Geldend van 01-01-2023 t/m 31-07-2023

Besluit van 3 juni 2014, houdende regels over de centrale eindtoets of andere eindtoetsen in het primair onderwijs, over een leerling- en onderwijsvolgsysteem in het primair onderwijs en over toelating van leerlingen tot het voortgezet onderwijs (Toetsbesluit PO)

Wij Willem-Alexander, bij de gratie Gods, Koning der Nederlanden, Prins van Oranje-Nassau, enz. enz. enz.

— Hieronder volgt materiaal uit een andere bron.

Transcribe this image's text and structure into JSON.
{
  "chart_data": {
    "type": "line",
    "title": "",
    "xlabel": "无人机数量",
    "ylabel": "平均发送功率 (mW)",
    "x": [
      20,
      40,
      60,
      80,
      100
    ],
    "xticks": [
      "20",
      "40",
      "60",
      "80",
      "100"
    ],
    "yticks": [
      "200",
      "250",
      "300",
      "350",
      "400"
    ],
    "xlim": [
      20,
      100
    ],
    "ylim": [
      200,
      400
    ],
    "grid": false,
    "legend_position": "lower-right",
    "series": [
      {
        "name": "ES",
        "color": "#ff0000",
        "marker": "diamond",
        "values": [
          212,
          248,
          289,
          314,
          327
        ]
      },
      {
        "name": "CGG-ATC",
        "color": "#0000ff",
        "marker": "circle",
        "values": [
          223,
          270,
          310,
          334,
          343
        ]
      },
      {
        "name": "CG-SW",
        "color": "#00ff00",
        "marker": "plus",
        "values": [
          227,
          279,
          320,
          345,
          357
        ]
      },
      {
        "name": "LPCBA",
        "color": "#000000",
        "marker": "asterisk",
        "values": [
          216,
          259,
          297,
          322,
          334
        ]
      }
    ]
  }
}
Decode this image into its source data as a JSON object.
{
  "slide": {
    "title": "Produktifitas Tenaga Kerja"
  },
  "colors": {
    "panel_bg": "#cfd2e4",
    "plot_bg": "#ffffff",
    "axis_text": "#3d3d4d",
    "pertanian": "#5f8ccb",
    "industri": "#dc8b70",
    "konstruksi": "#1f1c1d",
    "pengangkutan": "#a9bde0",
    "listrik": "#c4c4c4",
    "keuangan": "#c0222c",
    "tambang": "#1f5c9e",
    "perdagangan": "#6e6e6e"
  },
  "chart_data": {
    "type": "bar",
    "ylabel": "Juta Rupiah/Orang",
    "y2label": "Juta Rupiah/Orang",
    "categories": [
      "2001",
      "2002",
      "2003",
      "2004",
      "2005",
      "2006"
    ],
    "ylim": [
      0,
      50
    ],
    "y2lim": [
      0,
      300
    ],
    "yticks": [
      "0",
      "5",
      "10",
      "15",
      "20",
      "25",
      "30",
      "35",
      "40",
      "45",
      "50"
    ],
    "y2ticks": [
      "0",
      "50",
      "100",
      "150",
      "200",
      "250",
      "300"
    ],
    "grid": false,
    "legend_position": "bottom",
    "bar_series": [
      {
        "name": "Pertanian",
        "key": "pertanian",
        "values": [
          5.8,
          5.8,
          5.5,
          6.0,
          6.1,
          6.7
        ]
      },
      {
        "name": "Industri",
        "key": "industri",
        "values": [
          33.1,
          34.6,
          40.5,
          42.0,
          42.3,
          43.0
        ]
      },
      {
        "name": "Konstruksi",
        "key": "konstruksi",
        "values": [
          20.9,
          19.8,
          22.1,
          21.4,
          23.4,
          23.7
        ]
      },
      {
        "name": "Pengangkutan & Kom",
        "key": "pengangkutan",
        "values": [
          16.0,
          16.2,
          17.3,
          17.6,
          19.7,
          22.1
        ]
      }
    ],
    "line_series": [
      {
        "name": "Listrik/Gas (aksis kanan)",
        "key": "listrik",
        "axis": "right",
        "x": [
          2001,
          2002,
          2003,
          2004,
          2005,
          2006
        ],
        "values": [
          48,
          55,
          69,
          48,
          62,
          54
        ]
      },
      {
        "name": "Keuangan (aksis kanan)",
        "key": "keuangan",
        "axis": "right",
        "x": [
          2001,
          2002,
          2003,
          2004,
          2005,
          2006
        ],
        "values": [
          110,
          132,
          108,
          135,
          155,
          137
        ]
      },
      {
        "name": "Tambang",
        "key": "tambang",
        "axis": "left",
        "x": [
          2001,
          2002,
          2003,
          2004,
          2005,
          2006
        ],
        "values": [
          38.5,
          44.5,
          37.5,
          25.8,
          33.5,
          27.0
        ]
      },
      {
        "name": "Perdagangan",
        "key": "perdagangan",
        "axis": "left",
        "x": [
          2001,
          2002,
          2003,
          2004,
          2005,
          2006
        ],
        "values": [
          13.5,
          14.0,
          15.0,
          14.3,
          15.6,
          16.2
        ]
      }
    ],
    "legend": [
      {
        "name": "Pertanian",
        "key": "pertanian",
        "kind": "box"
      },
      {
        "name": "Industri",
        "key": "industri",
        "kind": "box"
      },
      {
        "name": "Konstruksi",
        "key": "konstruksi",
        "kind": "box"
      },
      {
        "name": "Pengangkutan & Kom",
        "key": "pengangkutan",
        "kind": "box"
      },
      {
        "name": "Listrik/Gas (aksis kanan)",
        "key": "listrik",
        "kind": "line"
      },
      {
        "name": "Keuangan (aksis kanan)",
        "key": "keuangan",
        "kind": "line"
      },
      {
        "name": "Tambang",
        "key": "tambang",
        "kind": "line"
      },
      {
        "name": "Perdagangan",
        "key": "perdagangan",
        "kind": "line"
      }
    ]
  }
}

Op de voordracht van de Staatssecretaris van Onderwijs, Cultuur en Wetenschap, van 24 maart 2014, nr. WJZ/607263(2762), directie Wetgeving en Juridische Zaken;

Gelet op de artikelen 8, zevende lid, en 9b, achtste en negende lid, van de Wet op het primair onderwijs, de artikelen 11, achtste lid, en 18b, achtste en negende lid, van de Wet op de expertisecentra, artikel 27, eerste lid, van de Wet op het voortgezet onderwijs en de artikelen 2, eerste lid, en 4, tweede lid, van de Wet overige OCW-subsidies;

De Afdeling advisering van de Raad van State gehoord (advies van 7 mei 2014, nr. W05.14.0078/1);

Gezien het nader rapport van de Staatssecretaris van Onderwijs, Cultuur en Wetenschap van 27 mei 2014, nr. WJZ/636713(2762), directie Wetgeving en Juridische Zaken;

Hebben goedgevonden en verstaan:

§ 1. Algemene bepalingen

Artikel 1. Begripsbepalingen

In dit besluit wordt verstaan onder:

Artikel 1a. Omhangbepaling

[Treedt in werking op 01-08-2023]

Dit onderdeel is (nog) niet in werking getreden; zie het overzicht van wijzigingen

§ 2. Centrale eindtoets en andere eindtoetsen

Artikel 2. Centrale eindtoets en andere eindtoetsen

  • 1 Het bevoegd gezag neemt bij de leerlingen in het achtste schooljaar een centrale eindtoets of andere eindtoets af.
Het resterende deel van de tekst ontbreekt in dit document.